Pompeo told reporters the "failure" of Afghanistan's leaders "harmed U.S.-Afghan relations and, sadly, dishonors those Afghan, Americans, and Coalition partners who have sacrificed their lives and treasure in the struggle to build a new future for this country." He added that the United States is "prepared to reduce by another $1 billion in 2021."
In public comments aired on Afghan television Thursday, Abdullah called for mediation from local leaders to settle the crisis. He also voiced support for the prisoner exchange and expressed his willingness to settle the dispute over the presidency.

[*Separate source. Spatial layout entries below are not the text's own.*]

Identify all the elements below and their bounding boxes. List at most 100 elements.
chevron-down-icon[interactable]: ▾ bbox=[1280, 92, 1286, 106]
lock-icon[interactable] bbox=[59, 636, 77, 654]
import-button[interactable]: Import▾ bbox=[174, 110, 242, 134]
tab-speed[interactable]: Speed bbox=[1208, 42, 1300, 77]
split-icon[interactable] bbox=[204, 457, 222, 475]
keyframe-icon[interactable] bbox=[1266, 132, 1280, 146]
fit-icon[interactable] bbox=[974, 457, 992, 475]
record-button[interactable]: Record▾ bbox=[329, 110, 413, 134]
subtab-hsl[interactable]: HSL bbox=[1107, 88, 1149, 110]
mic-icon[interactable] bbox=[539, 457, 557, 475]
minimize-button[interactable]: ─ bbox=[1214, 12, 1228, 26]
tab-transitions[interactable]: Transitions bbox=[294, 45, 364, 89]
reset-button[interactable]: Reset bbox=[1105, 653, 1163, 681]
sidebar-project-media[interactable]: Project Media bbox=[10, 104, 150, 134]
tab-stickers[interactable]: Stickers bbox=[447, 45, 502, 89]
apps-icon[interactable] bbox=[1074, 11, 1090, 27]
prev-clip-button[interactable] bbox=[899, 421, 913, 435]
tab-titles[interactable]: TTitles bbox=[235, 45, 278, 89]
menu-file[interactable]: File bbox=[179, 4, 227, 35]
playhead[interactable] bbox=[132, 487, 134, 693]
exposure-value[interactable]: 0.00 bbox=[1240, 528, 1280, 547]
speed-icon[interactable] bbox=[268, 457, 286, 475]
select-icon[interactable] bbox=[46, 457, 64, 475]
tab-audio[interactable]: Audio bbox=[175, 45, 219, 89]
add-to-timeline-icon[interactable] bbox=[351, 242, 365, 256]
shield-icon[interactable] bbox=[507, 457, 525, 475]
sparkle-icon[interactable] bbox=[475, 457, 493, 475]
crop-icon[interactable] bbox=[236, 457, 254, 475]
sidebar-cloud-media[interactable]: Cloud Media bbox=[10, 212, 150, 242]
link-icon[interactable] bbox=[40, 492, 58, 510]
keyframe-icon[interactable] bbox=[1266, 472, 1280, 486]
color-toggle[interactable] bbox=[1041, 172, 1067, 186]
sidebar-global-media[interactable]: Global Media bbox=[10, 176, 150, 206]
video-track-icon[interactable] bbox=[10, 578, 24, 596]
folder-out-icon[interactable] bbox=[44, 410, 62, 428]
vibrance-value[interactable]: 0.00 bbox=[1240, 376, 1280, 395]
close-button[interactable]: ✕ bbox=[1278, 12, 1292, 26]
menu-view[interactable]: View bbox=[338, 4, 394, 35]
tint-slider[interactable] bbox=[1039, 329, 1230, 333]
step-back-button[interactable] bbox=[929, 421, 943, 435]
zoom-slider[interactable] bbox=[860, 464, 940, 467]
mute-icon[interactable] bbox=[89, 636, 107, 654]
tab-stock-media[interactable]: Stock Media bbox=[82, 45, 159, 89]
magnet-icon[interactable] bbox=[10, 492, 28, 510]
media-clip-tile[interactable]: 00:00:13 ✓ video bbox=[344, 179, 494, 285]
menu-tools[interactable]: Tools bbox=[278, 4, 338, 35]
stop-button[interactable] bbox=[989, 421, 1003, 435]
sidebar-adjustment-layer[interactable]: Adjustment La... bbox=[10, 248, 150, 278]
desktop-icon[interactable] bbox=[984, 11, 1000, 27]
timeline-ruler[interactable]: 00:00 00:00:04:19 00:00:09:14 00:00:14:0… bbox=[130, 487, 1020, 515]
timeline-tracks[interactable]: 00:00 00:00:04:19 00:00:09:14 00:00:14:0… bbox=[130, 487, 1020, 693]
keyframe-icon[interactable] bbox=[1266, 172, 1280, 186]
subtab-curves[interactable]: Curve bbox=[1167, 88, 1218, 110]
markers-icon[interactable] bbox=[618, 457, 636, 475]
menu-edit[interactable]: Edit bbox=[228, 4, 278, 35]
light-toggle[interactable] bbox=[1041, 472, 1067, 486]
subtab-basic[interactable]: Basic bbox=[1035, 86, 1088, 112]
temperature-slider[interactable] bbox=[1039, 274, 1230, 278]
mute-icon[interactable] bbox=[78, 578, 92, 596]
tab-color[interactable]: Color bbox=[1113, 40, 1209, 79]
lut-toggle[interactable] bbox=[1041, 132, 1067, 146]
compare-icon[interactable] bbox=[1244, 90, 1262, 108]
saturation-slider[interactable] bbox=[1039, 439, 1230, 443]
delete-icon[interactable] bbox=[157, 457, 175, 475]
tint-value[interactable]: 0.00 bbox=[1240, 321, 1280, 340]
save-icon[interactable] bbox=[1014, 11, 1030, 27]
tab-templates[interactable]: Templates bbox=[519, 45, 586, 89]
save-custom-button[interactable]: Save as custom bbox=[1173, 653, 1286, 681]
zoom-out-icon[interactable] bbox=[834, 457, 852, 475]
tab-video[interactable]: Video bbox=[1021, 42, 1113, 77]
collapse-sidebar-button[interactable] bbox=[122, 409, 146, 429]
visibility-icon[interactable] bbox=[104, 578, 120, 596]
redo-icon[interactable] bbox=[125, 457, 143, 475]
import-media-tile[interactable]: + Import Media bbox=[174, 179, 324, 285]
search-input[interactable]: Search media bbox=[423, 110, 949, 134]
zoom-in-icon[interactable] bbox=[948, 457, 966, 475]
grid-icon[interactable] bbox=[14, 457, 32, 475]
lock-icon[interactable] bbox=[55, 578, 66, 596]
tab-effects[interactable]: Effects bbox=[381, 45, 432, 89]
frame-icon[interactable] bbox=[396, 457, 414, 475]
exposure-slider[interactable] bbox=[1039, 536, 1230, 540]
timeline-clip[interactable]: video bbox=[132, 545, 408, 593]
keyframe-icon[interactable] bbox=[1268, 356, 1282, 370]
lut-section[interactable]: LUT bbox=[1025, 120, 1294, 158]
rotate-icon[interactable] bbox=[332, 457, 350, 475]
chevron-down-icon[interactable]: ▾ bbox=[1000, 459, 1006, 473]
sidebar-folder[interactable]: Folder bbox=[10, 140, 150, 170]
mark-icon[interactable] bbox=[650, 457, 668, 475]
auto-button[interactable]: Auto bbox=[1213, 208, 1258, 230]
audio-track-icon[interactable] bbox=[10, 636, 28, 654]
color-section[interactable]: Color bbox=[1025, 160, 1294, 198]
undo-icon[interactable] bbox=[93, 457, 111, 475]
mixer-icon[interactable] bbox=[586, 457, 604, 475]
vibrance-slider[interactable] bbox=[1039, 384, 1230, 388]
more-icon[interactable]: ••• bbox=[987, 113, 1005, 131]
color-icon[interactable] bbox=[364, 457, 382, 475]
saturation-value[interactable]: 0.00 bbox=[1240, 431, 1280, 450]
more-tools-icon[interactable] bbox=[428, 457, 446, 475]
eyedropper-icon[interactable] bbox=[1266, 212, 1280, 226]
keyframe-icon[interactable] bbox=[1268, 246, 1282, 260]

"We are ready for talks and dialogue, and the continuation of crisis is in no one's interest and we are not in favor of its prolongation," he said.
A spokesman for Abdullah described his support for the process as "a gesture of goodwill."
Abdullah also addressed the cut in U.S. aid, describing it as a move that "without doubt will cause the country lots of problems." He added that the aid cut "by no means can be compensated."
Ghani had previously pledged that the aid cut "will not have direct impact on our key sectors, and we will make efforts to fill the gap through adopting austerity measures and by finding alternative sources," according to a statement released by his office.
But analysts have argued that it is not possible for the Afghan government to provide the same levels of services with $1 billion slashed from its budget.
The World Bank report on Afghanistan's dependence on foreign aid warned that if the international community implements dramatic cuts in aid, the country could be forced to make "very difficult trade-offs" between security spending and the "delivery of basic government functions." The report also warned such cuts would likely imperil public investments aimed at supporting economic growth and reducing poverty.